Tinder tests out a short video feature
Dating app Tinder has unveiled a new video feature called ‘Tinder Loops’ that allows users to upload two-second videos alongside photos.
The company says the gif-like videos will first be tested on the platform in Canada and Sweden to see how users respond to loops before potentially rolling it out across other markets. Tinder says the two-second videos should help highlight users’ personalities, meaning they are more likely to be ‘right-swiped’.
Chief product officer at Tinder Brian Norgard says: “With the addition of video, users have a new way to express themselves while also gaining key insights into the lives of potential matches. Whether it’s dancing at a concert, doing cartwheels on the beach, or clinking glasses with friends, Loops makes profiles come alive.”
He adds the company believes Tinder Loops will lead to even more matches and conversations.
Brazil’s Salvation Army uses political humour to draw donations
The Salvation Army in Brazil has launched a new campaign that aims to use political humour to drive donations.
Rather than the usual emotional, heart-tugging approach, the campaign titled ‘Unwanted Gifts’ uses colourful and exaggerated illustrations of international politicians, such as Donald Trump and Kim Jong-Un, alongside the tagline “it may not be perfect for you, but it’s perfect for us”.
As part of the campaign, print ads feature a Donald Trump figure receiving a Mexican hat and Kim Jong-Un receiving an “I Love NY” t-shirt. An accompanying video ad takes a different approach and features a family in a plaid environment exchanging plaid gifts, but the daughter receives a shocking, polka-dot shirt – perfect for a donation to the Salvation Army.
The campaign was produced by Brazilian agency WMcCann.
Tesco attempts to promote sustainability in Malaysia
Tesco is rewarding sustainable shoppers with discounts in a bid to improve Malaysian consumers’ relationships with the environment.
As part of the move, the supermarket giant has launched a recyclable shopping bag called ‘The Unforgettable Bag’ that contains a barcode that, when scanned, it gives shoppers a 20 cent discount.
And the bags don’t just feature a regular barcode, but instead barcodes are designed to represent endangered animals including a pilot whale and a leatherback turtle.
The bags were created by Grey Malaysia, while Tesco covered media and production costs.
Malaysia is often under fire for its poor environmental credentials having been blamed for a large amount of plastic making its way into the ocean.
Target and Google trial voice-activated coupon
Target has joined forces with Google to launch a voice-activated coupon using Google Assistant. Consumers can activate the offer via Google Assistant to get $15 off their next Target order on Google Express – the company’s shopping delivery service.
It is understood shoppers simply need to say or type “spring into Target” on their Google Assistant app through a device that has built in voice-based features.
A Google spokesperson says: “Google Express customers can complete purchases hands-free through the Google Assistant, and to raise awareness for this feature, we were running a pilot with Target to help educate customers about this capability”.
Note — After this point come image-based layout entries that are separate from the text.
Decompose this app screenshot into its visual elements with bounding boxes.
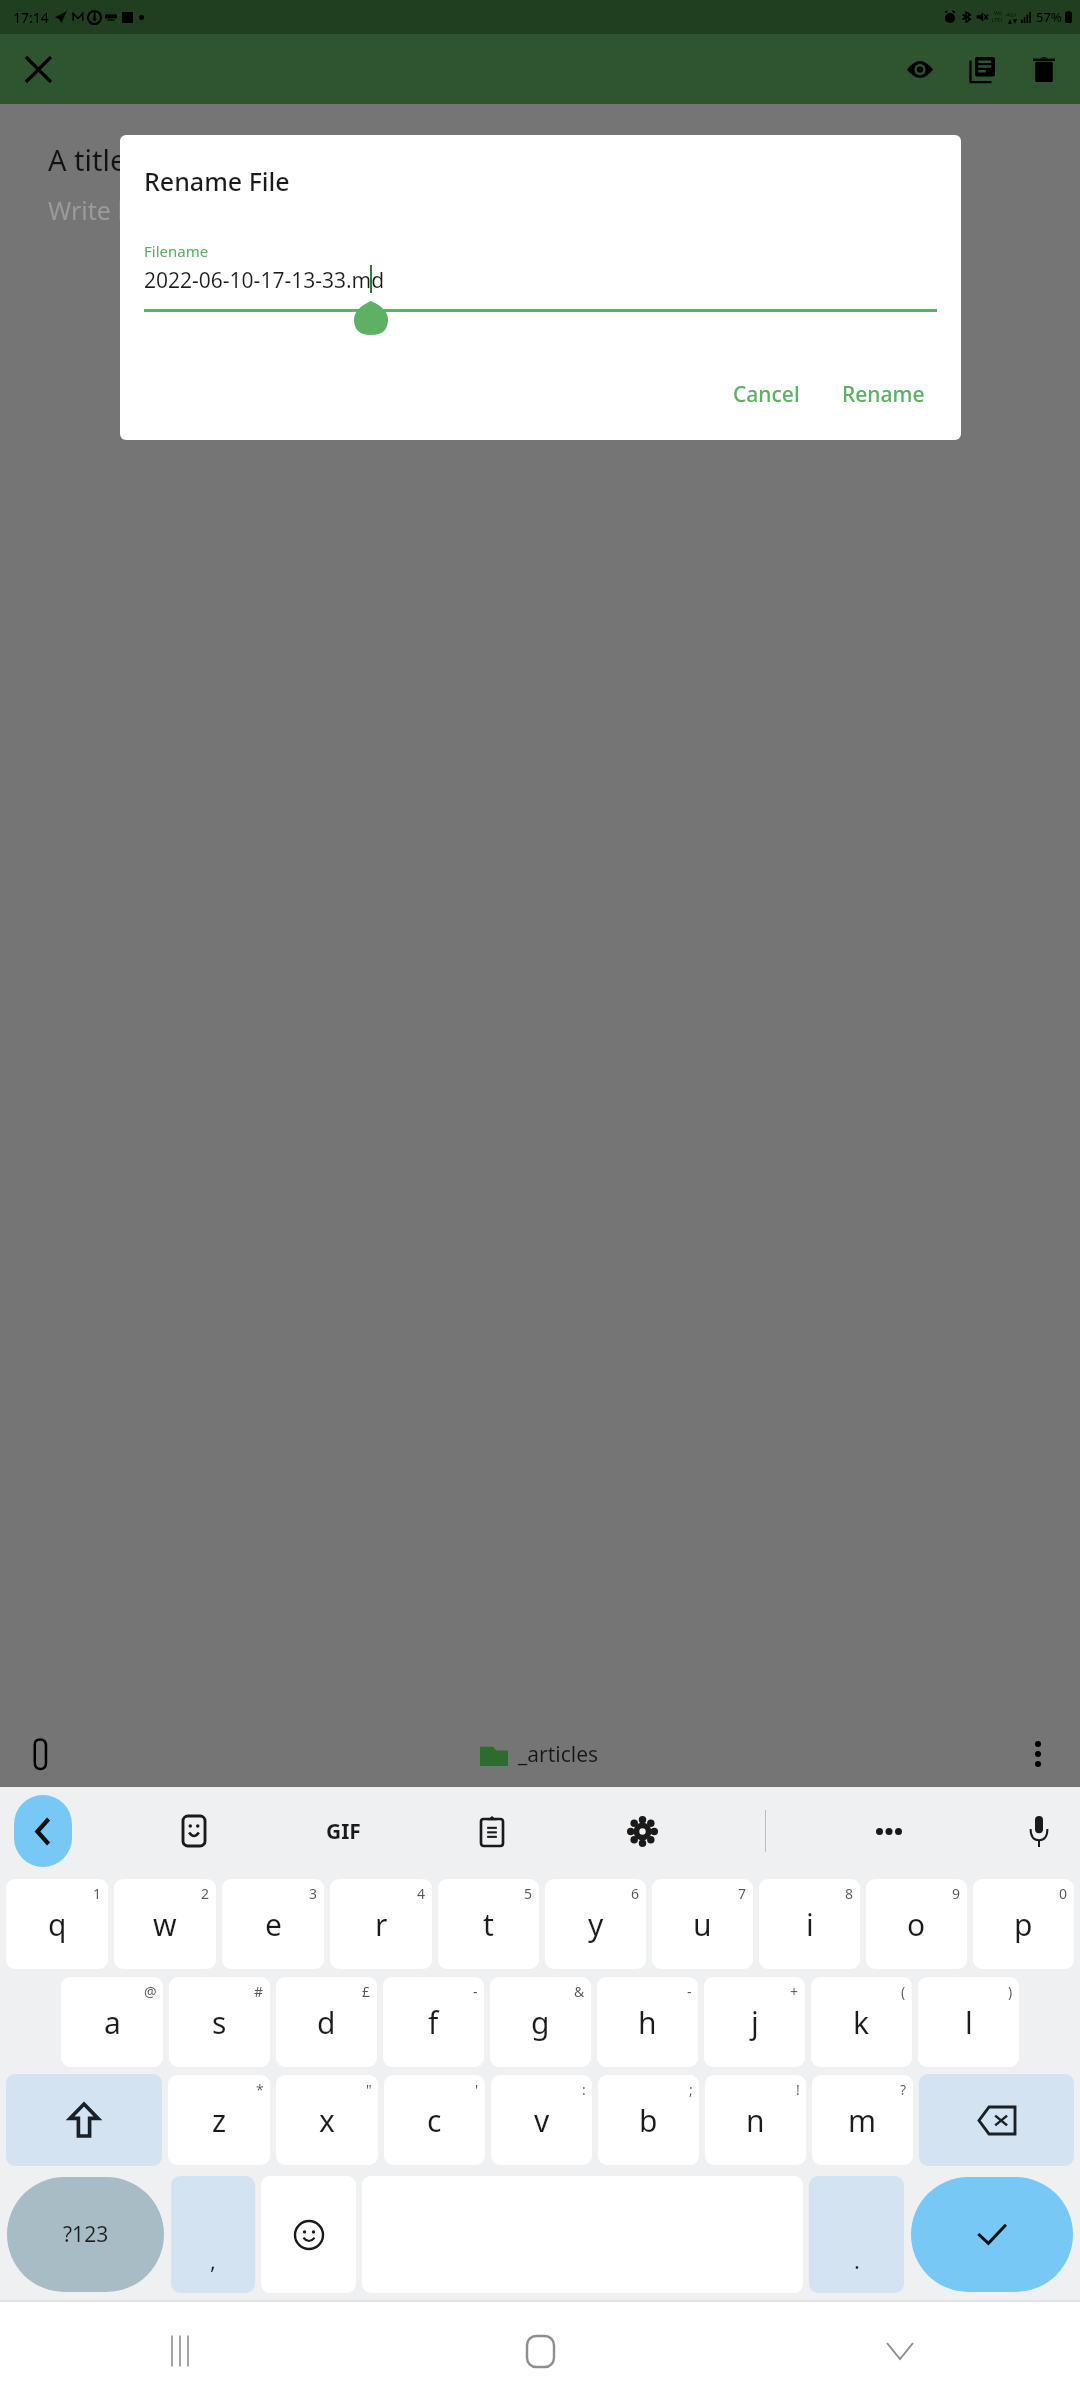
staticText: Vo): [994, 10, 1002, 17]
staticText: 3: [309, 1884, 318, 1903]
staticText: 8: [845, 1884, 854, 1903]
button[interactable]: Clipboard: [465, 1804, 519, 1858]
button[interactable]: d: [276, 1977, 377, 2067]
button[interactable]: g: [490, 1977, 591, 2067]
staticText: ,: [210, 2245, 216, 2275]
button[interactable]: q: [6, 1879, 108, 1969]
staticText: 4: [417, 1884, 426, 1903]
button[interactable]: ,: [171, 2176, 255, 2293]
staticText: 1: [93, 1884, 102, 1903]
button[interactable]: p: [973, 1879, 1074, 1969]
button[interactable]: n: [705, 2075, 806, 2165]
button[interactable]: ?123: [7, 2177, 164, 2292]
staticText: *: [256, 2080, 264, 2099]
staticText: Rename: [842, 380, 925, 409]
staticText: Rename File: [144, 164, 290, 198]
staticText: A title yes: [48, 140, 179, 179]
staticText: 2: [201, 1884, 210, 1903]
button[interactable]: r: [330, 1879, 432, 1969]
button[interactable]: Home: [360, 2302, 720, 2400]
button[interactable]: a: [61, 1977, 163, 2067]
button[interactable]: Rename: [830, 371, 937, 418]
button[interactable]: More options: [1014, 1730, 1062, 1778]
button[interactable]: m: [812, 2075, 913, 2165]
button[interactable]: z: [168, 2075, 270, 2165]
button[interactable]: .: [809, 2176, 904, 2293]
staticText: .: [854, 2245, 860, 2275]
staticText: ': [475, 2080, 479, 2099]
staticText: i: [806, 1904, 814, 1945]
button[interactable]: Close: [14, 45, 62, 93]
staticText: ": [366, 2080, 372, 2099]
button[interactable]: GIF: [316, 1804, 370, 1858]
button[interactable]: Emoji: [261, 2176, 356, 2293]
button[interactable]: c: [384, 2075, 485, 2165]
staticText: £: [362, 1982, 371, 2001]
button[interactable]: Enter: [911, 2177, 1073, 2292]
button[interactable]: s: [169, 1977, 270, 2067]
staticText: ?: [900, 2080, 907, 2099]
staticText: r: [375, 1904, 388, 1945]
staticText: v: [534, 2100, 550, 2141]
staticText: !: [796, 2080, 800, 2099]
staticText: 4G+: [1006, 11, 1018, 19]
staticText: b: [639, 2100, 658, 2141]
button[interactable]: Settings: [615, 1804, 669, 1858]
button[interactable]: Preview: [896, 45, 944, 93]
staticText: p: [1014, 1904, 1033, 1945]
button[interactable]: Voice input: [1012, 1804, 1066, 1858]
button[interactable]: Backspace: [919, 2074, 1074, 2166]
button[interactable]: Library: [958, 45, 1006, 93]
staticText: -: [473, 1982, 478, 2001]
staticText: Cancel: [733, 380, 800, 409]
button[interactable]: h: [597, 1977, 698, 2067]
staticText: c: [427, 2100, 442, 2141]
staticText: (: [901, 1982, 906, 2001]
staticText: ): [1008, 1982, 1013, 2001]
staticText: :: [582, 2080, 586, 2099]
staticText: @: [144, 1982, 157, 2001]
staticText: 2022-06-10-17-13-33.md: [144, 266, 385, 295]
button[interactable]: Hide keyboard: [720, 2302, 1080, 2400]
button[interactable]: x: [276, 2075, 378, 2165]
button[interactable]: Back: [14, 1795, 72, 1867]
button[interactable]: _articles: [480, 1740, 599, 1769]
button[interactable]: j: [704, 1977, 805, 2067]
staticText: 0: [1059, 1884, 1068, 1903]
staticText: n: [746, 2100, 765, 2141]
button[interactable]: f: [383, 1977, 484, 2067]
staticText: k: [853, 2002, 870, 2043]
button[interactable]: Cancel: [721, 371, 812, 418]
staticText: 17:14: [13, 8, 49, 27]
button[interactable]: l: [918, 1977, 1019, 2067]
button[interactable]: y: [545, 1879, 646, 1969]
button[interactable]: Shift: [6, 2074, 162, 2166]
staticText: 6: [631, 1884, 640, 1903]
staticText: 57%: [1036, 8, 1062, 26]
button[interactable]: e: [222, 1879, 324, 1969]
staticText: Write here: [48, 193, 171, 227]
staticText: e: [265, 1904, 282, 1945]
button[interactable]: Delete: [1020, 45, 1068, 93]
button[interactable]: More: [862, 1804, 916, 1858]
staticText: o: [907, 1904, 926, 1945]
staticText: #: [254, 1982, 264, 2001]
button[interactable]: k: [811, 1977, 912, 2067]
staticText: j: [751, 2002, 759, 2043]
staticText: +: [790, 1982, 799, 2001]
button[interactable]: v: [491, 2075, 592, 2165]
button[interactable]: Stickers: [167, 1804, 221, 1858]
staticText: f: [428, 2002, 439, 2043]
staticText: w: [153, 1904, 177, 1945]
button[interactable]: u: [652, 1879, 753, 1969]
button[interactable]: o: [866, 1879, 967, 1969]
staticText: l: [965, 2002, 973, 2043]
button[interactable]: w: [114, 1879, 216, 1969]
staticText: s: [212, 2002, 227, 2043]
button[interactable]: Recents: [0, 2302, 360, 2400]
button[interactable]: t: [438, 1879, 539, 1969]
button[interactable]: Attach: [18, 1730, 66, 1778]
button[interactable]: b: [598, 2075, 699, 2165]
button[interactable]: i: [759, 1879, 860, 1969]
The promotion was initially expected to run until 21 April, however no new codes were being issued after 3 April. It’s not yet known why the promotion was cut short.
“I can see how this benefits Google, but it’s harder to see how it benefits Target, as they have to advertise the fact of the promotion on other channels,” Pete Meyers, a data scientist at Moz, says.
New LGBTQI wedding magazine launches in Australia
More than 3,000 copies of a new wedding magazine designed for Australia’s LGBTQI community have arrived and are available across more than 920 newsagents.
Founded by Nivelo Miller, the biannual publication titled Equally Wed is run by an online wedding directory by the same name.
Miller says she decided to launch a wedding magazine for the LGBTQI community while she was browsing a news agency and noticed there were no options for this particular group. The magazine is said to also discuss legal rights and health and psychology issues relating to marriage and wedding planning.
“In terms of the health and psychology, there’s a lot of stress when you are preparing for your wedding day but if you can imagine being a transgender person for instance, preparing for a wedding day, there’s a lot more on your mind,” she says.
She added areas such as pressures from family, vendors and managing expectations will all be addressed.
According to reports, the first issue of the magazine features 20 pages of wedding planning, one engagement, three weddings and a photoshoot. The launch comes just months after the Australian government legalised same-sex marriage.